Bekas kewilayahan Yogyakarta dan Surakarta memiliki hokum agrarian yang berbeda dengan wilayah-wilayah lainnya di indonesia karena status keduanya sebagai dua swapraja yang mempunyai kontrak khusus dengan Negara colonial. Hak-hak konversi ini merupakan sekumpulan hak untuk menggunakan tanah, buruh dan air yang di berikan oleh Sultan Yogyakarta dan Surakarta kepada perkebunan-perkebunan milik orang Eropa.



Untuk berbagai konsesi dengan jangka waktu limapuluh tahun ini, pihak perkebunan membayar uang sewa tahunan kepada sultan.

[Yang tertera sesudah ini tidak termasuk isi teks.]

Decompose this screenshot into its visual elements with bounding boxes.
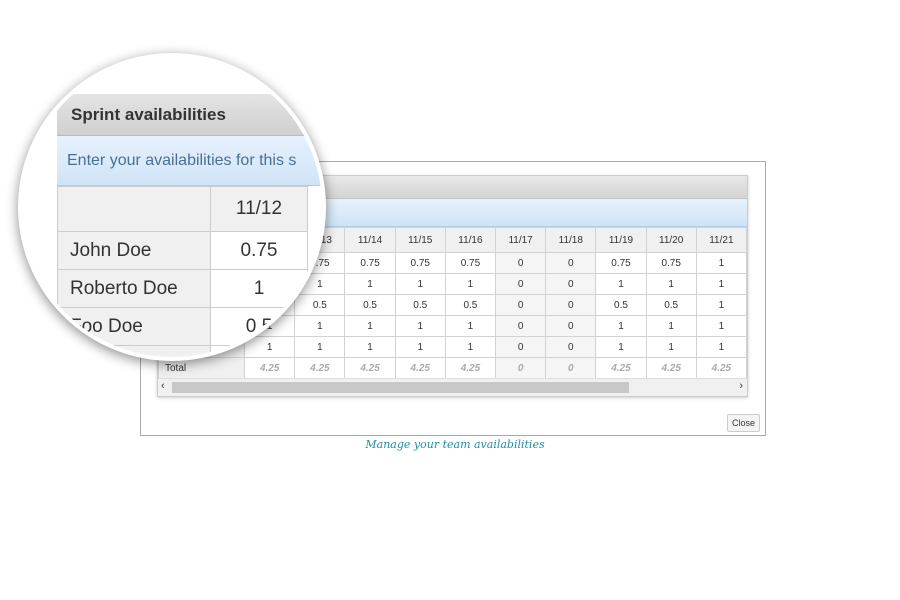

Setelah di terbitkannya peraturan sewa tanah tahun 1884 dan 1906, pihak perkebunan bias mendaftarkan kesepakatan konsesi mereka kepada kantor pencatatan pemerintah dan kemudian menggunakan dokumen tersebut sebagai jaminan untuk mendapatkan pinjaman dari Bank.
Setelah ploklamasi indonesia tahun 1945, sistem tanah feudal, yang berdasarkan pada prinsip bahwa sultan menguasai baik tanah dan rakyat yang hidup di wilayahnya, menjadi tidak dapat di terima, setelah adanya undang-undang baru no 5 tahun 1950 yang mengamadir undang undang sebelumnya.
Undang undang tersebut berbunyi bahwa semua hak-hak konversi, yang di tahun 1940 mencakup 42.544 hektar di hapuskan. Kemudian hak milik tanah yang bersangkutan di serahkan kepada petani lokal yang hidup di tanah tersebut.